Where do fleas hide? How to find them? Do fleas make you anxious? Discover what are fleas favourite places to hide in your home!

It’s time to clear the air about fleas. Once they enter your home they are wired to thrive. Fleas are survivors. Technically, they are ectoparasites—organisms that live on and feed from other organisms to survive. You may be chomping at the bit to learn where fleas hide on cats and dogs, whether or not fleas hide in clothes or in the house, but you need to know exactly what you’re looking for.

When most people think and talk about fleas, they tend to be thinking and talking about adult fleas: the tiny brown jumping specks that can be as small as a pencil point.

Usually, people don’t think about the flea eggs that are laid after an adult flea consumes a meal, or the larvae that eventually hatch or the pupa that develops, but you need to look for fleas in all stages to protect your cat, dog, family, and yourself.

As soon as one flea consumes one blood meal, the foundation for an entire flea community begins. It’s as if that very first flea is the general contractor for Flea City and within 24 hours of consuming her first of many meals construction is well underway. Fleas will lay up to a maximum of 50 eggs per day from around 24 hours after feeding.

Some eggs will stay on the animal’s coat, but many will roll or fall off onto the floor, which means that within 24 hours Flea City will have many suburbs popping up everywhere throughout your home.

Adult fleas’ first meal preference is to be on your cat or dog, but they will jump on any living, breathing, moving object, so you are fair game too, they just won’t make themselves at home on your coat or skin the same way they will with your cat or dog.

Flea eggs are very hard to see. Flea eggs are small, oval white specks that resemble a grain of salt.

You’ll find flea eggs in any and all places that your cat or dog frequents—beds, bedding, crates, couches, chairs, carpeting, floor cracks or crevices, and corners.

Flea eggs can survive for approximately 10 days before hatching. Flea eggs cannot survive extreme heat, so washing your cat’s or dog’s bedding and toys, along with vacuuming and scrubbing your furniture and floors helps to remove them. It’s best to clean frequently to get rid of flea eggs.

Flea larvae are also hard to find. These are whitish-looking and maggot-like and hatch from flea eggs. They measure roughly two millimeters in length at first. Flea maggots quickly burrow themselves into the dark looking for flea dirt. As flea larvae mature, they may grow up to 4-5 millimeters in length before spinning a cocoon so they can transform into pupa.

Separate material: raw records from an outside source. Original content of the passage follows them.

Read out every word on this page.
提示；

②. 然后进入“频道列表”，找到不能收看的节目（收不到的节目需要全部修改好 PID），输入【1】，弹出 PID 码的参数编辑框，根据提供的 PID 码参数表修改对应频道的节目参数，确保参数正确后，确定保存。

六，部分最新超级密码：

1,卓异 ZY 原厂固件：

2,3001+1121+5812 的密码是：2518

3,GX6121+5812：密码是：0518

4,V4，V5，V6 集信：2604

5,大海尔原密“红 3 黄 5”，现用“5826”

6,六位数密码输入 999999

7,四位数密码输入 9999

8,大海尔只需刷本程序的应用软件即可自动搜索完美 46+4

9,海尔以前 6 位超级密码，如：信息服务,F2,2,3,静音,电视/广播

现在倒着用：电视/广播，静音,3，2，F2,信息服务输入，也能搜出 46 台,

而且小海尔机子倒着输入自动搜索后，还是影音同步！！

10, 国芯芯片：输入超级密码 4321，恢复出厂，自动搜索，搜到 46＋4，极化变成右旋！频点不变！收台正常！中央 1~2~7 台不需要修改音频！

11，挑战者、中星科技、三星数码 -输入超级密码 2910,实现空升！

Flea larvae spin a cocoon around themselves using their saliva along with any other dirt and debris that they can find. This cocoon is well-camouflaged within the environment. These are found in places like cracks and crevices, deep within carpets and bedding. The pupae are virtually indestructible within the armour-like cocoon. When they hatch, an adult flea emerges and quickly looks for a host to survive. The cycle continues on and on unless all adult fleas, eggs, maggots, and pupae are eliminated from the home.

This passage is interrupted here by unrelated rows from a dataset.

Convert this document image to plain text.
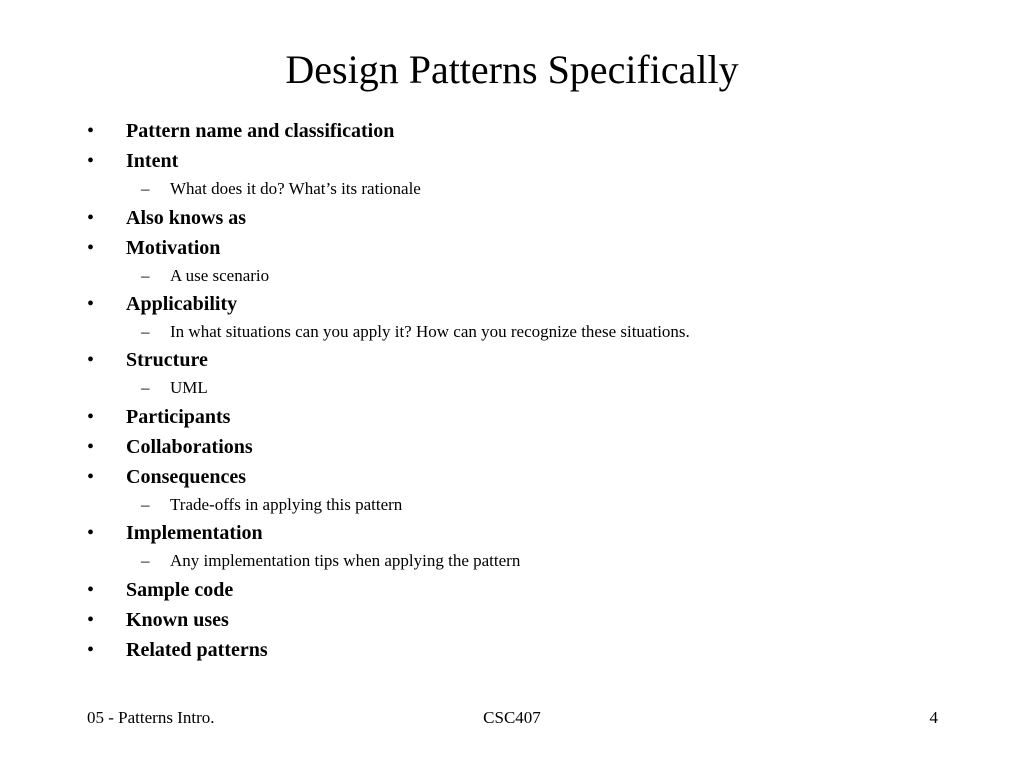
Design Patterns Specifically
• Pattern name and classification
• Intent
– What does it do? What’s its rationale
• Also knows as
• Motivation
– A use scenario
• Applicability
– In what situations can you apply it? How can you recognize these situations.
• Structure
– UML
• Participants
• Collaborations
• Consequences
– Trade-offs in applying this pattern
• Implementation
– Any implementation tips when applying the pattern
• Sample code
• Known uses
• Related patterns
05 - Patterns Intro.	CSC407	4
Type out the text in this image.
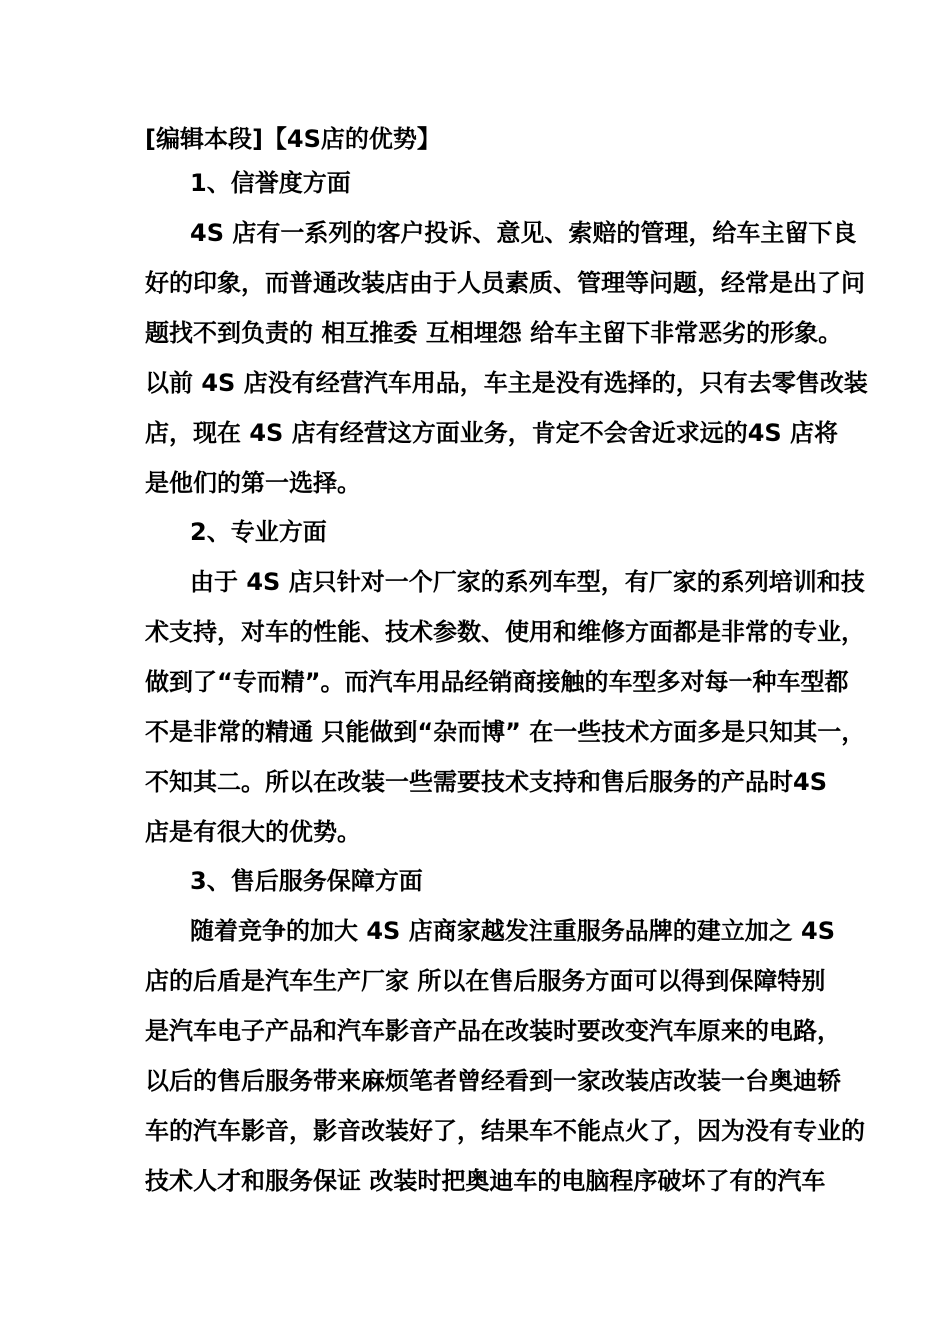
[编辑本段]【4S店的优势】
1、信誉度方面
4S 店有一系列的客户投诉、意见、索赔的管理，给车主留下良
好的印象，而普通改装店由于人员素质、管理等问题，经常是出了问
题找不到负责的 相互推委 互相埋怨 给车主留下非常恶劣的形象。
以前 4S 店没有经营汽车用品，车主是没有选择的，只有去零售改装
店，现在 4S 店有经营这方面业务，肯定不会舍近求远的4S 店将
是他们的第一选择。
2、专业方面
由于 4S 店只针对一个厂家的系列车型，有厂家的系列培训和技
术支持，对车的性能、技术参数、使用和维修方面都是非常的专业，
做到了“专而精”。而汽车用品经销商接触的车型多对每一种车型都
不是非常的精通 只能做到“杂而博” 在一些技术方面多是只知其一，
不知其二。所以在改装一些需要技术支持和售后服务的产品时4S
店是有很大的优势。
3、售后服务保障方面
随着竞争的加大 4S 店商家越发注重服务品牌的建立加之 4S
店的后盾是汽车生产厂家 所以在售后服务方面可以得到保障特别
是汽车电子产品和汽车影音产品在改装时要改变汽车原来的电路，
以后的售后服务带来麻烦笔者曾经看到一家改装店改装一台奥迪轿
车的汽车影音，影音改装好了，结果车不能点火了，因为没有专业的
技术人才和服务保证 改装时把奥迪车的电脑程序破坏了有的汽车
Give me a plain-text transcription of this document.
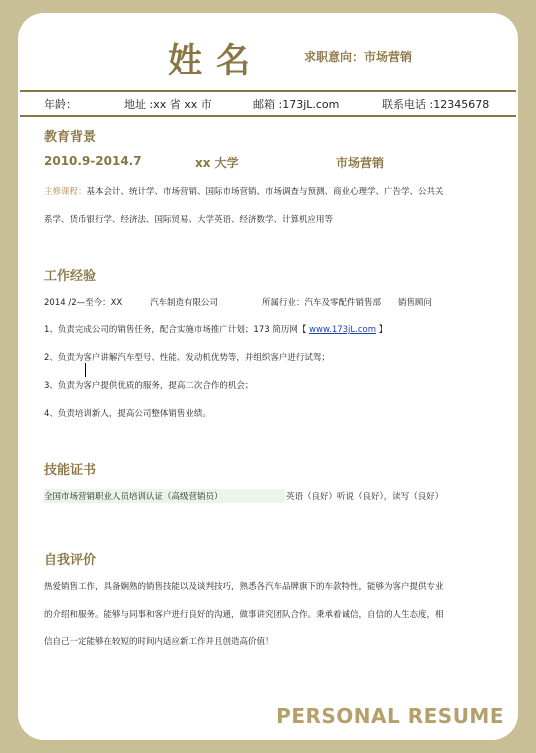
姓名	求职意向：市场营销
年龄：	地址 :xx 省 xx 市	邮箱 :173jL.com	联系电话 :12345678
教育背景
2010.9-2014.7	xx 大学	市场营销
主修课程：基本会计、统计学、市场营销、国际市场营销、市场调查与预测、商业心理学、广告学、公共关
系学、货币银行学、经济法、国际贸易、大学英语、经济数学、计算机应用等
工作经验
2014 /2—至今：XX	汽车制造有限公司	所属行业：汽车及零配件销售部 销售顾问
1、负责完成公司的销售任务，配合实施市场推广计划；173 简历网【 www.173jL.com 】
2、负责为客户讲解汽车型号、性能、发动机优势等，并组织客户进行试驾；
3、负责为客户提供优质的服务，提高二次合作的机会；
4、负责培训新人，提高公司整体销售业绩。
技能证书
全国市场营销职业人员培训认证（高级营销员）	英语（良好）听说（良好），读写（良好）
自我评价
热爱销售工作，具备娴熟的销售技能以及谈判技巧，熟悉各汽车品牌旗下的车款特性，能够为客户提供专业
的介绍和服务。能够与同事和客户进行良好的沟通，做事讲究团队合作。秉承着诚信，自信的人生态度，相
信自己一定能够在较短的时间内适应新工作并且创造高价值！
PERSONAL RESUME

If you circle back to the beginning of Flea City, you can see why one flea feeding on your cat or dog creates such an issue within your home.

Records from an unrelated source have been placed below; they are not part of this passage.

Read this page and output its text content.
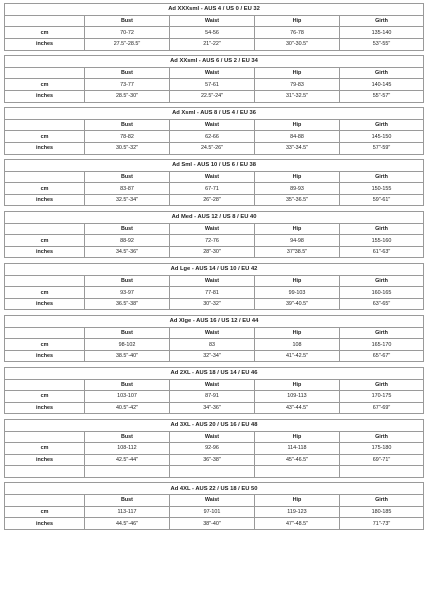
Ad XXXsml - AUS 4 / US 0 / EU 32				
	Bust	Waist	Hip	Girth
cm	70-72	54-56	76-78	135-140
inches	27.5"-28.5"	21"-22"	30"-30.5"	53"-55"
Ad XXsml - AUS 6 / US 2 / EU 34				
	Bust	Waist	Hip	Girth
cm	73-77	57-61	79-83	140-145
inches	28.5"-30"	22.5"-24"	31"-32.5"	55"-57"
Ad Xsml - AUS 8 / US 4 / EU 36				
	Bust	Waist	Hip	Girth
cm	78-82	62-66	84-88	145-150
inches	30.5"-32"	24.5"-26"	33"-34.5"	57"-59"
Ad Sml - AUS 10 / US 6 / EU 38				
	Bust	Waist	Hip	Girth
cm	83-87	67-71	89-93	150-155
inches	32.5"-34"	26"-28"	35"-36.5"	59"-61"
Ad Med - AUS 12 / US 8 / EU 40				
	Bust	Waist	Hip	Girth
cm	88-92	72-76	94-98	155-160
inches	34.5"-36"	28"-30"	37"38.5"	61"-63"
Ad Lge - AUS 14 / US 10 / EU 42				
	Bust	Waist	Hip	Girth
cm	93-97	77-81	99-103	160-165
inches	36.5"-38"	30"-32"	39"-40.5"	63"-65"
Ad Xlge - AUS 16 / US 12 / EU 44				
	Bust	Waist	Hip	Girth
cm	98-102	83	108	165-170
inches	38.5"-40"	32"-34"	41"-42.5"	65"-67"
Ad 2XL - AUS 18 / US 14 / EU 46				
	Bust	Waist	Hip	Girth
cm	103-107	87-91	109-113	170-175
inches	40.5"-42"	34"-36"	43"-44.5"	67"-69"
Ad 3XL - AUS 20 / US 16 / EU 48				
	Bust	Waist	Hip	Girth
cm	108-112	92-96	114-118	175-180
inches	42.5"-44"	36"-38"	45"-46.5"	69"-71"

Ad 4XL - AUS 22 / US 18 / EU 50				
	Bust	Waist	Hip	Girth
cm	113-117	97-101	119-123	180-185
inches	44.5"-46"	38"-40"	47"-48.5"	71"-73"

Eradicating all fleas from your home can take up to three months once one flea is found. The good news is that you can plan ahead and keep your home free of fleas. Be sure to choose a treatment that’s easy to use and administer and that offers long-lasting protection. Remember that it’s essential to maintain continuous treatment year- round. Otherwise, you open the door for one flea to lay the foundation to create entire flea communities in every crack, crevice, and corner of your home. When it comes to fleas, it’s simply not worth the risk to lay out a welcome mat.